顾挽澜内心轻叹了一声,走到了朱恒远的身前,“我们此行任务已经结束了,你们去好好休息一晚,明日再出发回京吧。”
“好。”朱恒远得了令,正要吩咐了下去,想起了什么,面带诧异,“大人是要先走?”
顾挽澜右手握拳,抵在唇角,轻咳了两声,“咳,有点事比较急,要先走。”
她还有个婚要等着她去结。
朱恒远目光下移,落在了顾挽澜的左手上,似乎从二楼房间出来后,她就没怎么用过她的左手,“可大人你一人回京,若是遇了事,只用右手可撑得住?要不然我陪大人一起——”
顾挽澜愣了愣,有些意外朱恒远的敏锐,可再如何却也不好让朱恒远为她的私事奔波,忙打断了他,“不用,我左手只是从二楼出来时被砸到了,可能有点骨头错位,没有大问题。”

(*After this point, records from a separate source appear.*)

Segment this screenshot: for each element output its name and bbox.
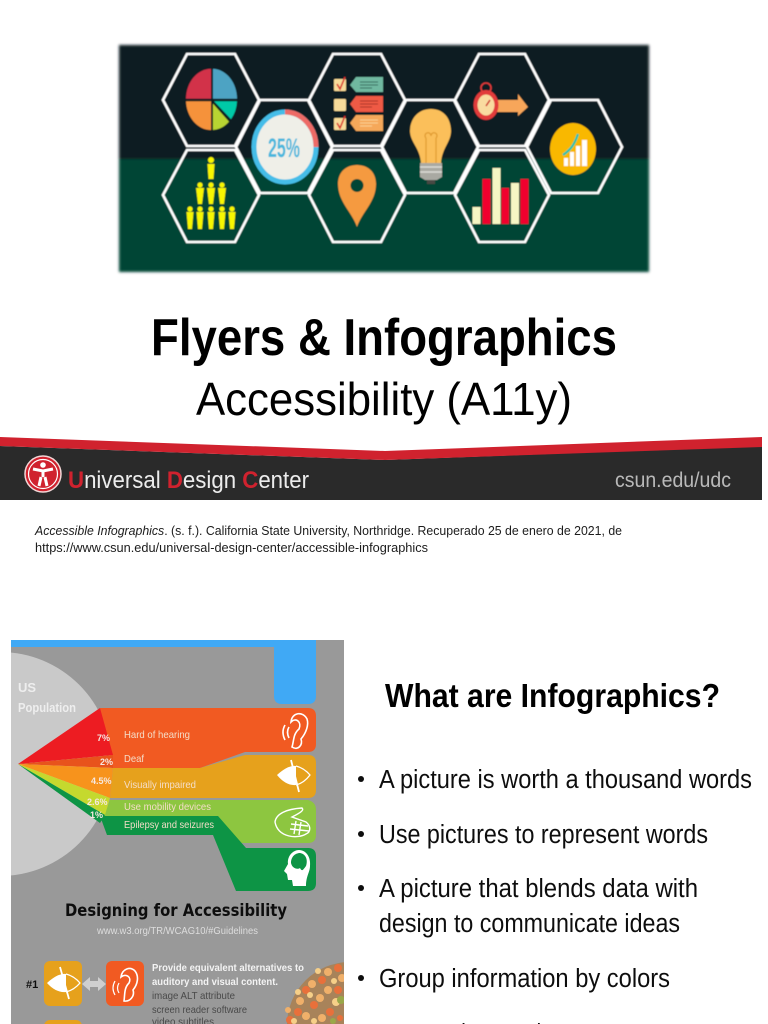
wedge percentages <box>87 733 113 820</box>
band labels: Deaf <box>124 753 144 765</box>
bullet 3: design to communicate ideas <box>379 910 680 938</box>
icon: head <box>284 850 310 886</box>
label: US Population <box>18 683 76 714</box>
rule text: screen reader software <box>152 1004 247 1016</box>
band labels: Epilepsy and seizures <box>124 819 214 831</box>
icon: map pin <box>338 165 376 227</box>
icon tile: eye <box>44 961 82 1006</box>
bullet 4: Group information by colors <box>379 965 670 993</box>
band: vision <box>110 755 316 798</box>
bullet list <box>358 766 752 1024</box>
bullet 2: Use pictures to represent words <box>379 821 708 849</box>
icon: 25 percent ring: 25% <box>268 133 300 163</box>
guidelines URL: www.w3.org/TR/WCAG10/#Guidelines <box>96 926 258 937</box>
site address: csun.edu/udc <box>615 469 731 492</box>
rule text: auditory and visual content. <box>152 976 278 988</box>
red swoosh <box>0 437 762 460</box>
icon: growth badge <box>550 123 596 175</box>
wedge percentages: 2% <box>100 757 113 767</box>
bullet 3: A picture that blends data with <box>379 875 698 903</box>
rule text <box>152 962 304 1024</box>
rule number: #1 <box>26 979 38 991</box>
heading: Designing for Accessibility: Designing for Accessibility <box>65 901 287 921</box>
band: hearing <box>100 708 316 768</box>
wedge percentages: 7% <box>97 733 110 743</box>
icon: checklist <box>334 77 383 131</box>
icon tile: ear <box>106 961 144 1006</box>
pie wedges <box>18 708 113 823</box>
icon: crossed-out eye <box>277 760 310 792</box>
blue frame <box>11 639 316 704</box>
citation: https://www.csun.edu/universal-design-center/accessible-infographics <box>35 541 428 555</box>
label: US Population: Population <box>18 700 76 715</box>
wedge percentages: 4.5% <box>91 776 112 786</box>
icon: ear <box>283 714 308 748</box>
double arrow <box>82 977 106 991</box>
icon: people pyramid <box>186 157 236 229</box>
footer band: Universal Design Center <box>0 437 762 500</box>
icon: bar chart <box>472 168 528 224</box>
band: mobility <box>104 800 316 843</box>
icon: stopwatch with arrow <box>474 83 528 120</box>
bullet 3 <box>358 875 698 938</box>
icon: 25 percent ring <box>254 112 316 182</box>
panel: accessibility infographic <box>11 640 344 1024</box>
icon: accessibility logo <box>25 456 61 492</box>
hexagon outlines <box>163 54 622 242</box>
wedge percentages: 2.6% <box>87 797 108 807</box>
panel background <box>11 640 344 1024</box>
icon: open hand <box>275 808 310 837</box>
heading: What are Infographics?: What are Infographics? <box>385 677 720 714</box>
band labels: Use mobility devices <box>124 801 211 813</box>
banner background <box>119 45 649 272</box>
band labels: Hard of hearing <box>124 729 190 741</box>
dotted colour-blindness plate <box>285 962 344 1024</box>
rule text: image ALT attribute <box>152 990 235 1002</box>
citation <box>34 524 622 555</box>
banner: hexagon icons <box>119 45 649 272</box>
dark band <box>0 446 762 500</box>
population circle <box>11 652 110 876</box>
band: epilepsy <box>100 816 316 891</box>
wedge percentages: 1% <box>90 810 103 820</box>
citation: Accessible Infographics. (s. f.). California State University, Northridge. Recuperado 25 de enero de 2021, de <box>34 524 622 538</box>
title: Flyers & Infographics <box>151 309 617 367</box>
rule text: Provide equivalent alternatives to <box>152 962 304 974</box>
brand name: Universal Design Center <box>68 467 309 494</box>
subtitle: Accessibility (A11y) <box>196 373 572 425</box>
label: US Population: US <box>18 680 36 695</box>
icon: pie chart <box>186 69 237 130</box>
band labels <box>124 729 214 831</box>
icon: light bulb <box>410 109 451 184</box>
next rule tile <box>44 1020 82 1024</box>
band labels: Visually impaired <box>124 779 196 791</box>
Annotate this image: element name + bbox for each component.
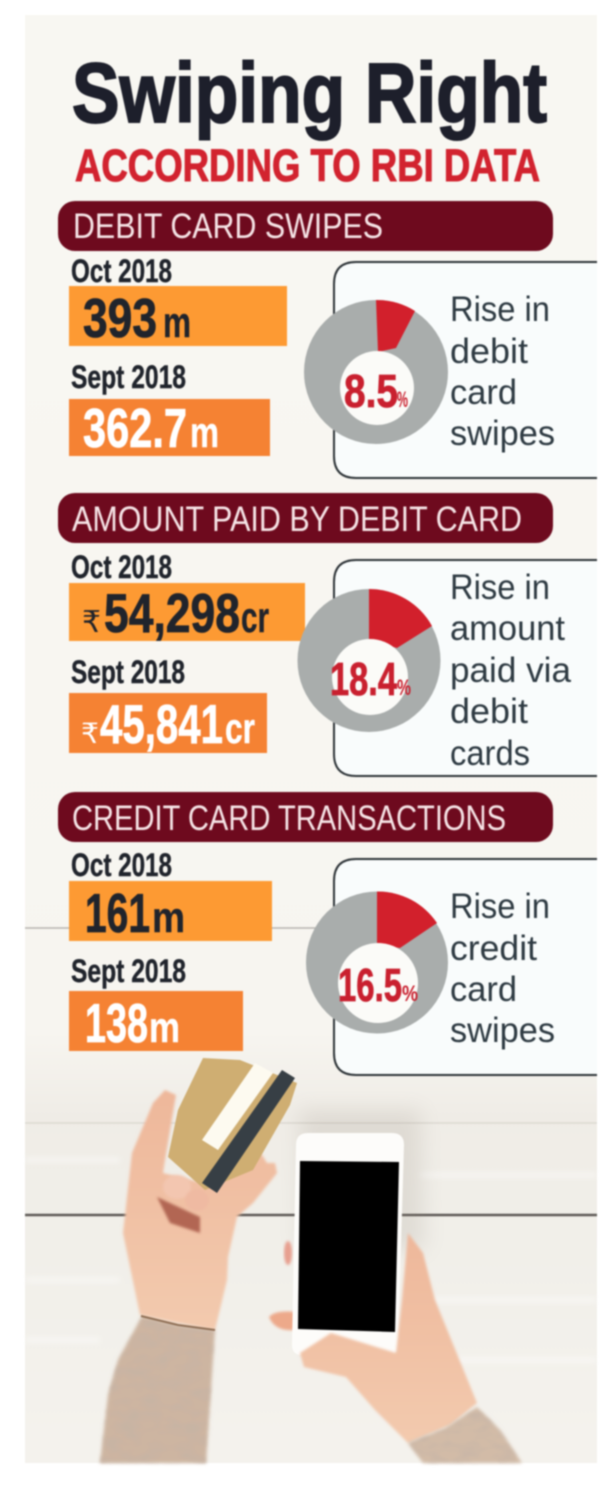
- bar: September: [69, 991, 243, 1054]
- bar: October: 393: [83, 287, 157, 349]
- donut caption: debit: [450, 332, 528, 371]
- bank card: [168, 1058, 297, 1193]
- date label: Sept 2018: [71, 953, 186, 989]
- section header: DEBIT CARD SWIPES: [73, 207, 383, 246]
- donut chart: 16.5%: [306, 891, 448, 1034]
- bar: October: ₹: [82, 606, 101, 639]
- bar: September: cr: [225, 705, 255, 753]
- bar: October: m: [163, 299, 191, 347]
- donut chart: 8.5%: 8.5: [344, 365, 398, 417]
- donut caption: amount: [450, 609, 565, 648]
- donut chart: 18.4%: [298, 589, 440, 732]
- callout box: [334, 262, 597, 478]
- section header: [58, 201, 553, 251]
- illustration: hands holding bank card and smartphone: [100, 1058, 522, 1463]
- bar: September: 362.7: [83, 397, 187, 459]
- panel: amount paid by debit card: [58, 493, 597, 776]
- left hand: [123, 1090, 277, 1330]
- bar: October: [69, 286, 287, 349]
- donut caption: debit: [450, 692, 528, 731]
- donut caption: [450, 887, 555, 1050]
- date label: Sept 2018: [71, 654, 185, 690]
- donut caption: credit: [450, 929, 537, 968]
- bar: October: m: [152, 894, 185, 942]
- left hand fingers: [157, 1175, 209, 1233]
- right hand: [300, 1233, 477, 1443]
- left hand sleeve: [100, 1316, 215, 1463]
- donut caption: cards: [450, 734, 530, 773]
- donut caption: paid via: [450, 651, 572, 690]
- donut caption: card: [450, 970, 517, 1009]
- left fingertip behind phone: [284, 1241, 292, 1265]
- sweater cuff line: [141, 1316, 215, 1330]
- date label: Oct 2018: [71, 253, 172, 289]
- donut caption: Rise in: [450, 568, 550, 607]
- donut chart: 18.4%: %: [397, 675, 411, 700]
- soft shadows on the table: [300, 1110, 425, 1250]
- bar: September: 45,841: [100, 693, 223, 755]
- panel: credit card transactions: [58, 792, 597, 1075]
- bar: October: 54,298: [104, 582, 240, 644]
- donut caption: Rise in: [450, 887, 550, 926]
- right hand sleeve: [408, 1407, 522, 1463]
- donut chart: 8.5%: %: [397, 387, 408, 412]
- donut caption: swipes: [450, 414, 555, 453]
- section header: CREDIT CARD TRANSACTIONS: [72, 799, 506, 838]
- date label: Oct 2018: [71, 549, 172, 585]
- donut caption: card: [450, 373, 517, 412]
- bar: September: 138: [85, 992, 148, 1054]
- bar: September: m: [149, 1004, 180, 1052]
- bar: September: [69, 397, 270, 459]
- smartphone: [292, 1133, 404, 1355]
- bar: October: [69, 881, 272, 944]
- donut caption: [450, 568, 572, 773]
- donut chart: 16.5%: 16.5: [338, 959, 402, 1011]
- bar: September: m: [190, 409, 219, 457]
- bar: September: ₹: [81, 718, 99, 749]
- donut caption: Rise in: [450, 290, 550, 329]
- donut chart: 8.5%: [304, 300, 448, 444]
- callout box: [334, 560, 597, 776]
- panel: debit card swipes: [58, 201, 597, 478]
- date label: Sept 2018: [71, 359, 186, 395]
- date label: Oct 2018: [71, 847, 172, 883]
- bar: October: 161: [85, 882, 150, 944]
- right fingertip behind phone: [269, 1312, 296, 1330]
- callout box: [334, 859, 597, 1075]
- section header: AMOUNT PAID BY DEBIT CARD: [72, 500, 522, 539]
- donut chart: 16.5%: %: [402, 981, 418, 1006]
- donut caption: swipes: [450, 1011, 555, 1050]
- donut chart: 18.4%: 18.4: [330, 653, 397, 705]
- bar: October: cr: [241, 594, 269, 642]
- donut caption: [450, 290, 555, 453]
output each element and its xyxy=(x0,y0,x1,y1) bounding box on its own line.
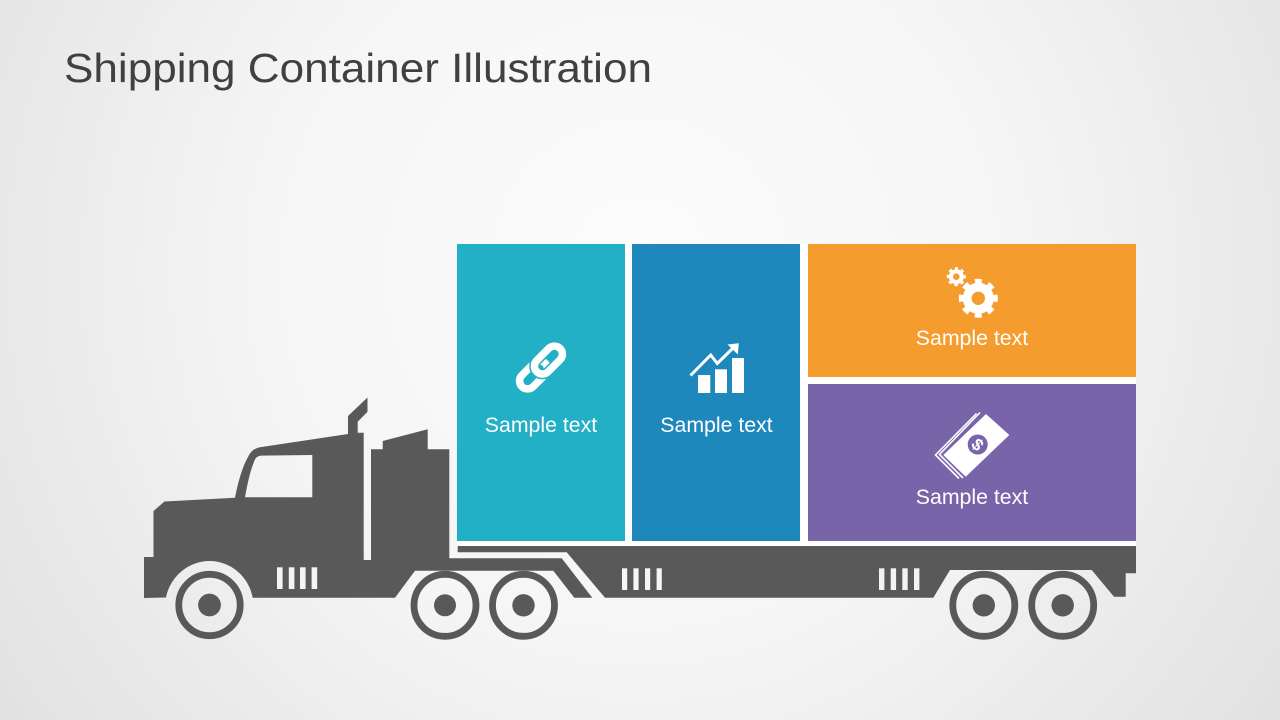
panel: purple container xyxy=(808,384,1136,541)
trailer wheel one xyxy=(953,574,1015,636)
tractor rear wheel one xyxy=(414,574,476,636)
label: Sample text xyxy=(485,413,597,437)
icon: growth chart xyxy=(690,343,744,393)
label: Sample text xyxy=(660,413,773,437)
icon: banknotes: $ xyxy=(967,435,988,455)
cab vents xyxy=(277,567,317,589)
front wheel xyxy=(179,574,240,636)
tractor rear wheel two xyxy=(492,574,554,636)
trailer chassis xyxy=(458,546,1136,598)
panel: blue container xyxy=(632,244,800,541)
icon: chain link xyxy=(516,343,566,392)
icon: banknotes xyxy=(936,412,1009,478)
truck illustration xyxy=(144,398,1136,636)
title: Shipping Container Illustration xyxy=(64,45,652,91)
trailer wheel two xyxy=(1032,574,1094,636)
panel: teal container xyxy=(457,244,625,541)
trailer vents rear xyxy=(879,568,919,590)
trailer vents middle xyxy=(622,568,662,590)
icon: gears xyxy=(948,268,996,316)
panel: orange container xyxy=(808,244,1136,377)
label: Sample text xyxy=(916,485,1028,509)
truck cab and tractor body xyxy=(144,398,592,598)
label: Sample text xyxy=(916,326,1028,350)
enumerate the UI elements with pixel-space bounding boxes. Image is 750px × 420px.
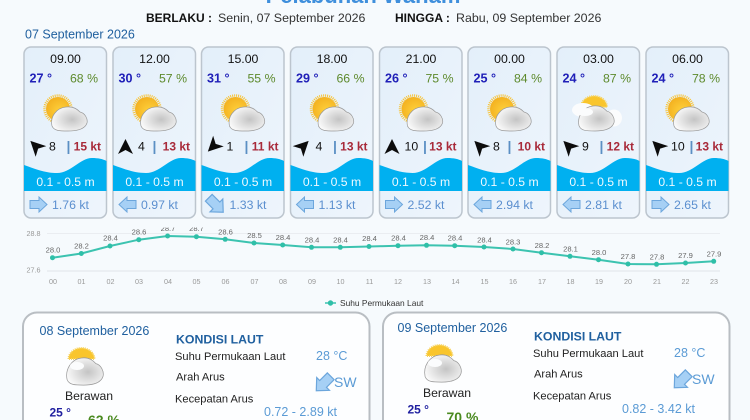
panel: forecast 09.00: 0.1 - 0.5 m — [36, 175, 95, 189]
data points — [50, 234, 716, 267]
data labels: 28.4 — [362, 234, 377, 243]
validity line: Rabu, 09 September 2026 — [456, 11, 601, 25]
panel: forecast 18.00: 29 ° — [296, 72, 319, 86]
wave — [646, 158, 728, 191]
x axis labels: 04 — [164, 277, 172, 286]
x axis labels: 20 — [624, 277, 632, 286]
data labels: 28.6 — [218, 228, 233, 236]
panel: 09 September 2026: 0.82 - 3.42 kt — [622, 402, 695, 416]
x axis labels: 13 — [423, 277, 431, 286]
panel: forecast 12.00: 12.00 — [139, 52, 170, 66]
x axis labels: 09 — [308, 277, 316, 286]
panel: forecast 06.00: 78 % — [692, 72, 720, 86]
data labels: 28.4 — [391, 234, 406, 242]
data labels: 28.4 — [448, 234, 462, 242]
panel: forecast 12.00: 57 % — [159, 72, 187, 86]
data labels: 27.9 — [707, 250, 721, 258]
panel: forecast 03.00: 9 — [582, 140, 589, 154]
legend: Suhu Permukaan Laut — [340, 298, 424, 308]
panel: forecast 03.00: 03.00 — [583, 52, 614, 66]
x axis labels: 22 — [682, 277, 690, 286]
panel: forecast 06.00: 0.1 - 0.5 m — [658, 175, 717, 189]
icon: current arrow — [386, 197, 402, 212]
icon: current arrow — [474, 197, 491, 212]
wave — [24, 158, 106, 191]
wave — [290, 158, 373, 191]
icon: partly cloudy — [666, 96, 709, 131]
weather label: Berawan — [65, 389, 113, 403]
panel: forecast 21.00: 10 — [404, 140, 418, 154]
panel: forecast 09.00: 09.00 — [50, 52, 81, 66]
data labels: 28.4 — [477, 236, 492, 244]
panel: forecast 03.00: 0.1 - 0.5 m — [569, 175, 628, 189]
panel: forecast 21.00: 2.52 kt — [408, 198, 445, 212]
panel: 09 September 2026 — [383, 312, 730, 420]
panel: forecast 18.00: 13 kt — [340, 140, 368, 154]
x axis labels — [49, 277, 718, 286]
panel: forecast 12.00: 13 kt — [163, 140, 190, 154]
panel: forecast 00.00: 00.00 — [494, 52, 525, 66]
panel: forecast 15.00: 0.1 - 0.5 m — [214, 175, 272, 189]
icon: partly cloudy — [222, 96, 265, 131]
wave — [202, 158, 284, 191]
panel: forecast 21.00: 26 ° — [385, 72, 408, 86]
panel: 09 September 2026: SW — [692, 371, 715, 387]
panel: forecast 15.00 — [202, 47, 284, 219]
icon: current arrow — [563, 197, 580, 212]
x axis labels: 10 — [336, 277, 344, 286]
x axis labels: 00 — [49, 277, 57, 286]
panel: forecast 15.00: 1.33 kt — [230, 198, 267, 212]
panel: forecast 06.00: 2.65 kt — [674, 198, 711, 212]
x axis labels: 15 — [480, 277, 488, 286]
panel: forecast 00.00: 84 % — [514, 72, 542, 86]
panel: forecast 03.00: 24 ° — [562, 72, 585, 86]
x axis labels: 17 — [538, 277, 546, 286]
sea conditions heading: KONDISI LAUT — [176, 332, 264, 346]
x axis labels: 08 — [279, 277, 287, 286]
data labels: 28.5 — [247, 231, 262, 240]
panel: forecast 09.00: | — [66, 138, 70, 154]
wave — [380, 158, 462, 191]
data labels: 28.3 — [506, 238, 520, 246]
icon: partly cloudy — [311, 96, 354, 131]
panel: forecast 21.00: 75 % — [425, 72, 454, 86]
temperature: 25 ° — [408, 402, 429, 416]
date: 09 September 2026 — [398, 321, 507, 335]
data labels: 28.0 — [592, 248, 606, 257]
icon: cloudy — [572, 96, 622, 131]
x axis labels: 21 — [653, 277, 661, 286]
icon: wind arrow — [293, 136, 314, 157]
wave — [557, 158, 640, 191]
icon: partly cloudy — [44, 96, 87, 131]
panel: forecast 21.00: 13 kt — [429, 140, 456, 154]
validity line: HINGGA : — [395, 11, 450, 25]
icon: partly cloudy — [134, 96, 176, 131]
panel: forecast 09.00: 15 kt — [74, 140, 101, 154]
icon: wind arrow — [469, 136, 490, 157]
panel: forecast 21.00 — [380, 47, 462, 218]
panel: forecast 18.00: 0.1 - 0.5 m — [303, 175, 361, 189]
icon: wind arrow — [647, 136, 668, 157]
data labels: 28.2 — [535, 241, 549, 250]
x axis labels: 02 — [106, 277, 114, 286]
sea surface temperature: Suhu Permukaan Laut — [175, 351, 285, 363]
icon: cloudy — [67, 348, 103, 385]
wave — [113, 158, 196, 191]
panel: 08 September 2026: 0.72 - 2.89 kt — [264, 405, 337, 419]
current speed: Kecepatan Arus — [175, 394, 254, 406]
data labels: 28.4 — [103, 234, 118, 242]
panel: forecast 06.00 — [646, 47, 728, 218]
panel: forecast 00.00: 2.94 kt — [496, 198, 533, 212]
current speed: Kecepatan Arus — [533, 390, 612, 402]
x axis labels: 01 — [78, 277, 86, 286]
data line — [52, 236, 714, 264]
panel: forecast 15.00: 1 — [226, 140, 234, 154]
icon: wind arrow — [25, 136, 46, 157]
icon: current arrow — [119, 197, 136, 212]
panel: forecast 06.00: 13 kt — [696, 140, 723, 154]
current direction: Arah Arus — [176, 372, 225, 384]
icon: current arrow — [202, 191, 230, 219]
icon: cloudy — [425, 345, 461, 382]
panel: forecast 12.00: 0.97 kt — [141, 198, 178, 212]
data labels: 28.4 — [276, 233, 290, 242]
data labels: 28.7 — [189, 224, 204, 233]
data labels: 27.8 — [621, 252, 635, 261]
temperature: 25 ° — [50, 406, 71, 420]
panel: forecast 09.00 — [24, 47, 106, 218]
panel: forecast 12.00: 4 — [138, 140, 145, 154]
x axis labels: 16 — [509, 277, 517, 286]
data labels: 28.4 — [333, 236, 348, 244]
panel: 08 September 2026: 28 °C — [316, 349, 347, 363]
x axis labels: 23 — [710, 277, 718, 286]
panel: forecast 00.00: 25 ° — [474, 72, 496, 86]
x axis labels: 05 — [192, 277, 200, 286]
line chart: sea surface temperature: 28.8 — [26, 229, 40, 238]
panel: forecast 18.00: 1.13 kt — [318, 198, 356, 212]
data labels: 28.6 — [132, 228, 146, 236]
icon: wind arrow — [558, 136, 579, 157]
panel: forecast 12.00: 30 ° — [118, 72, 141, 86]
wave — [468, 158, 550, 191]
line chart: sea surface temperature: 27.6 — [26, 266, 40, 274]
panel: forecast 00.00: 0.1 - 0.5 m — [480, 175, 539, 189]
icon: partly cloudy — [488, 96, 531, 131]
panel: forecast 03.00: 2.81 kt — [585, 198, 622, 212]
icon: wind arrow — [118, 139, 133, 154]
panel: forecast 12.00: | — [152, 138, 156, 154]
data labels: 28.0 — [46, 246, 60, 254]
panel: forecast 06.00: 10 — [671, 140, 685, 154]
panel: forecast 12.00: 0.1 - 0.5 m — [125, 175, 184, 189]
panel: forecast 21.00: | — [423, 138, 427, 154]
panel: forecast 06.00: | — [690, 138, 693, 154]
icon: current arrow — [652, 197, 669, 212]
data labels: 28.7 — [161, 224, 175, 233]
icon: wind arrow — [384, 139, 400, 154]
x axis labels: 11 — [366, 277, 373, 286]
panel: 09 September 2026: 28 °C — [674, 346, 705, 360]
x axis labels: 03 — [135, 277, 143, 286]
date: 08 September 2026 — [40, 324, 149, 338]
panel: forecast 03.00: 87 % — [603, 72, 631, 86]
data labels: 28.2 — [74, 242, 89, 250]
icon: current arrow — [30, 197, 47, 212]
line chart: sea surface temperature — [26, 221, 721, 308]
panel: forecast 21.00: 21.00 — [406, 52, 437, 66]
panel: forecast 21.00: 0.1 - 0.5 m — [392, 175, 450, 189]
x axis labels: 12 — [394, 277, 402, 286]
panel: forecast 15.00: 11 kt — [252, 140, 278, 154]
panel: forecast 18.00: 66 % — [336, 72, 365, 86]
panel: forecast 00.00: | — [508, 138, 511, 154]
x axis labels: 18 — [566, 277, 574, 286]
x axis labels: 06 — [222, 277, 230, 286]
panel: 08 September 2026: SW — [334, 374, 357, 390]
validity line: BERLAKU : — [146, 11, 212, 25]
panel: forecast 00.00: 10 kt — [518, 140, 545, 154]
data labels: 27.9 — [678, 251, 693, 260]
panel: forecast 18.00 — [290, 47, 373, 218]
x axis labels: 14 — [452, 277, 460, 286]
panel: forecast 09.00: 1.76 kt — [52, 198, 89, 212]
panel: 08 September 2026 — [23, 312, 370, 420]
panel: forecast 00.00 — [468, 47, 550, 218]
panel: forecast 03.00 — [557, 47, 640, 218]
panel: forecast 15.00: 31 ° — [207, 72, 230, 86]
x axis labels: 07 — [250, 277, 258, 286]
icon: partly cloudy — [400, 96, 443, 131]
panel: forecast 00.00: 8 — [493, 140, 500, 154]
panel: forecast 09.00: 68 % — [70, 72, 98, 86]
panel: forecast 15.00: | — [244, 138, 248, 154]
current direction: Arah Arus — [534, 368, 583, 380]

朱恒远又看了眼不远处神色失落形容狼狈的弟兄们,忍不住又骂起崔家来,“当真可恶,这一路上脏活累活都是我们干,他们倒是顺顺利利接走质子回京就好了。”
顾挽澜扶了扶左臂,轻笑了起来,面具后的双眼弯成了月牙,“或许,他们也不会太顺利……”
*
深夜,暴雨过后的林间弥漫这一股湿润的寒气。
壮汉候在一架华贵的马车前,手里捧着一件大氅,似乎在等什么人,而陈大夫听着林间隐隐约约传来的凄厉喊声,已经是被吓得面色苍白,两股战战,“这样下去没问题吗?质子本来就受了伤,还没完全调理好,要是又被你们主人给搞死了……”
壮汉嗤笑了一声,“就他?还不配让我主人脏了手,你且安心候着吧。”
陈大夫神色一凛,他主人到底和崔家是什么关系,竟然口气这么猖狂!
不过身份高点也好。
陈大夫默默地用袖子擦了擦额头上的冷汗,若不然他日后被绣衣使那群人打上门来,他可无人做主了。
树影晃了晃,壮汉抱着大氅连忙上前,“主子。”
“手帕。”从林子里走出来的哑仆声音有点哑。
壮汉愣了愣,还未来得及反应过来,陈大夫一脸讨好地凑了过来,掏出了一张手帕递了过去,“大人您用,还是新的。”
“嗯。”他接了帕子,便专心地擦拭手上的血迹。
陈大夫看着那鲜红的血,只觉得心中一阵心惊肉跳,可血迹被拭去后,他发现这哑仆右手小指旁竟有一块狰狞的疤。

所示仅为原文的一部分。